I've had it for a while and it's cute - all iPod white and soft to the touch clamshell. It probably isn't geeky enough to be my primary phone - I need an HTML browser and I can't find one for it yet - but otherwise I've been pretty impressed.

O2 consulted with some design agencies to build the thing and there is evidence of some well utilised insights. On the outside the white surface can also display blue text - so you can see the time or who is calling without opening it. It has a cradle that turns it into an alarm clock [the most used function on mobiles after voice and text is the alarm clock.]

Oh and last night when I walked into the O2 dome [I saw Prince - he was COMPLETELY AWESOME] the wallpaper changed on the phone to a picture of the O2 and the soft keys changed, allowing me to access maps of the place and get into the O2 areas and that, which was a nice touch.



I have to write an essay on People and Brands. It's about how people behave, interact with brands and a bit about methods for researching that.

I have a trilemma - I can't decide which of the following three topics to tackle.

  1. Individual vs Group - after Mark Earls' landmark paper Advertising to the Herd - the idea that people act primarily as groups rather than individuals. Love the idea, not sure that purchase decisions are all products of the hive mind though.
  2. Low Involvement Processing vs Engagement - how do people really interact with brands and what's more effective: implicit or explicit cognition? Really interesting: how  brands should behave depends which of these you believe but both are very persuasive.
  3. Neuroscience vs  Ethnography - science or stalking for better communication o - I like the fact that these gets round asking people what their motivations are - I don't think people know or can accurately articulate what drives them - but I questions whether we know enough about the brain's modularity and whether people act normally when being observed.

So what seems like the most interesting area? All comments will be greatfully received and probably quoted in my essay. 

Virtual Online Communities


My mate Lexa has written an excellent paper on Virtual Online Communities that is essential reading for anyone interested in the 'hottest topic on the web', to steal her words.

It covers the typologies of online communities, how they grow, the business opportunities [and risks] they offer and a brief glimpse into their future.

She was kind enough to credit me for the two cents on Second Life I offered her - thanks Lexa!

You can download the paper here.

Critical Mass - Long Tail

Critical Mass by Philip Ball is a mind expanding multidisciplinery book.

Its subtitle suggest the nature of it - similar to Gladwell's Tipping Point but much more sciencey, it applies the physics of phase transitions - the sudden shift in state from gas to liquid of millions of molecules of water for example - to other more 'complex' phenomena such as traffic and social networks.

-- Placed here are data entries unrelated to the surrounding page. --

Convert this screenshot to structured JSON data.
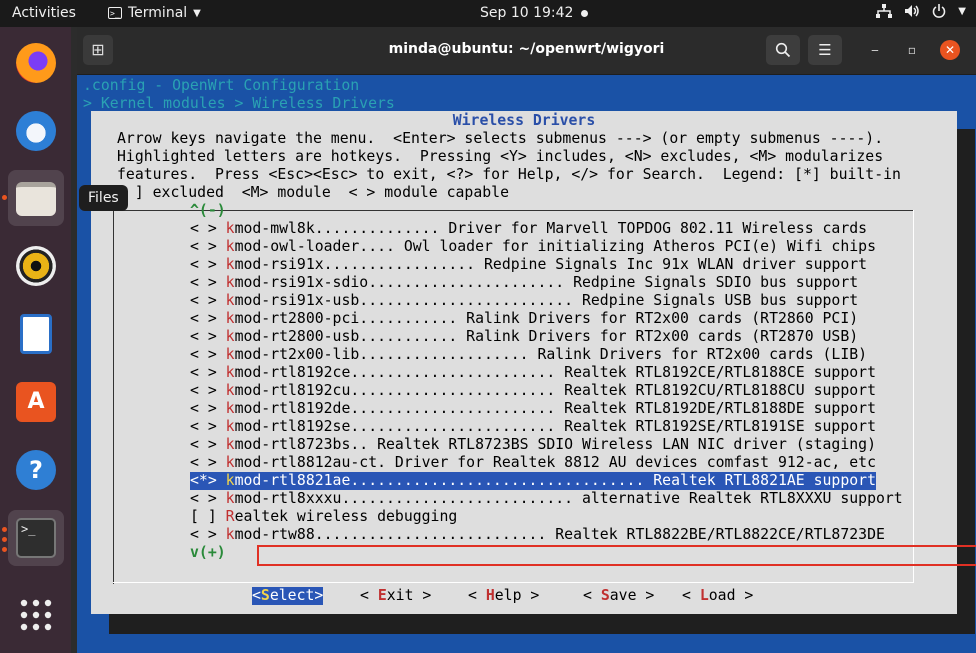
{
  "topbar": {
    "activities": "Activities",
    "app_name": "Terminal",
    "clock": "Sep 10  19:42",
    "tray_icons": [
      "network-icon",
      "volume-icon",
      "power-icon"
    ]
  },
  "dock": {
    "items": [
      "firefox",
      "thunderbird",
      "files",
      "rhythmbox",
      "libreoffice-writer",
      "software",
      "help",
      "terminal",
      "show-apps"
    ],
    "tooltip": "Files"
  },
  "window": {
    "title": "minda@ubuntu: ~/openwrt/wigyori"
  },
  "terminal": {
    "bg_line1": ".config - OpenWrt Configuration",
    "bg_line2": "> Kernel modules > Wireless Drivers",
    "dialog_title": "Wireless Drivers",
    "help_lines": [
      "Arrow keys navigate the menu.  <Enter> selects submenus ---> (or empty submenus ----).",
      "Highlighted letters are hotkeys.  Pressing <Y> includes, <N> excludes, <M> modularizes",
      "features.  Press <Esc><Esc> to exit, <?> for Help, </> for Search.  Legend: [*] built-in",
      "[ ] excluded  <M> module  < > module capable"
    ],
    "scroll_up": "^(-)",
    "scroll_down": "v(+)",
    "items": [
      {
        "prefix": "< > ",
        "hot": "k",
        "rest": "mod-mwl8k.............. Driver for Marvell TOPDOG 802.11 Wireless cards"
      },
      {
        "prefix": "< > ",
        "hot": "k",
        "rest": "mod-owl-loader.... Owl loader for initializing Atheros PCI(e) Wifi chips"
      },
      {
        "prefix": "< > ",
        "hot": "k",
        "rest": "mod-rsi91x................. Redpine Signals Inc 91x WLAN driver support"
      },
      {
        "prefix": "< > ",
        "hot": "k",
        "rest": "mod-rsi91x-sdio...................... Redpine Signals SDIO bus support"
      },
      {
        "prefix": "< > ",
        "hot": "k",
        "rest": "mod-rsi91x-usb........................ Redpine Signals USB bus support"
      },
      {
        "prefix": "< > ",
        "hot": "k",
        "rest": "mod-rt2800-pci........... Ralink Drivers for RT2x00 cards (RT2860 PCI)"
      },
      {
        "prefix": "< > ",
        "hot": "k",
        "rest": "mod-rt2800-usb........... Ralink Drivers for RT2x00 cards (RT2870 USB)"
      },
      {
        "prefix": "< > ",
        "hot": "k",
        "rest": "mod-rt2x00-lib................... Ralink Drivers for RT2x00 cards (LIB)"
      },
      {
        "prefix": "< > ",
        "hot": "k",
        "rest": "mod-rtl8192ce....................... Realtek RTL8192CE/RTL8188CE support"
      },
      {
        "prefix": "< > ",
        "hot": "k",
        "rest": "mod-rtl8192cu....................... Realtek RTL8192CU/RTL8188CU support"
      },
      {
        "prefix": "< > ",
        "hot": "k",
        "rest": "mod-rtl8192de....................... Realtek RTL8192DE/RTL8188DE support"
      },
      {
        "prefix": "< > ",
        "hot": "k",
        "rest": "mod-rtl8192se....................... Realtek RTL8192SE/RTL8191SE support"
      },
      {
        "prefix": "< > ",
        "hot": "k",
        "rest": "mod-rtl8723bs.. Realtek RTL8723BS SDIO Wireless LAN NIC driver (staging)"
      },
      {
        "prefix": "< > ",
        "hot": "k",
        "rest": "mod-rtl8812au-ct. Driver for Realtek 8812 AU devices comfast 912-ac, etc"
      },
      {
        "prefix": "<*> ",
        "hot": "k",
        "rest": "mod-rtl8821ae................................. Realtek RTL8821AE support"
      },
      {
        "prefix": "< > ",
        "hot": "k",
        "rest": "mod-rtl8xxxu.......................... alternative Realtek RTL8XXXU support"
      },
      {
        "prefix": "[ ] ",
        "hot": "R",
        "rest": "ealtek wireless debugging"
      },
      {
        "prefix": "< > ",
        "hot": "k",
        "rest": "mod-rtw88.......................... Realtek RTL8822BE/RTL8822CE/RTL8723DE"
      }
    ],
    "buttons": [
      {
        "pre": "<",
        "hk": "S",
        "post": "elect>"
      },
      {
        "pre": "< ",
        "hk": "E",
        "post": "xit >"
      },
      {
        "pre": "< ",
        "hk": "H",
        "post": "elp >"
      },
      {
        "pre": "< ",
        "hk": "S",
        "post": "ave >"
      },
      {
        "pre": "< ",
        "hk": "L",
        "post": "oad >"
      }
    ]
  },
  "colors": {
    "terminal_bg": "#1a52a6",
    "dialog_bg": "#dedede",
    "selection": "#2a56b6",
    "annotation_box": "#e03024",
    "ubuntu_orange": "#e95420"
  }
}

All very interesting but the bit I particularly latched on to is the rule, also referenced in complexity theory, that MORE IS DIFFERENT.

What they mean is you can't know something about how large groups will act by observing individual behaviour because the interactions of large numbers change the output in ways you cannot predict from smaller numbers. Groups are not simply scaled up individuals. They act differently.

To me this suggests [if there was ever any doubt] that Mark Earls was on to something with his brilliant paper Advertising to the Herd [you can download it here - scroll down a bit]:

the most important characteristic of mankind is that of a herd animal, not a lone individual

If we want to understand how herds act and respond we need to study herd behaviour - not individuals.

[Side note: Critical Mass also began the popularisation of Power Law probability distribution - more commonly known now as The Long Tail.]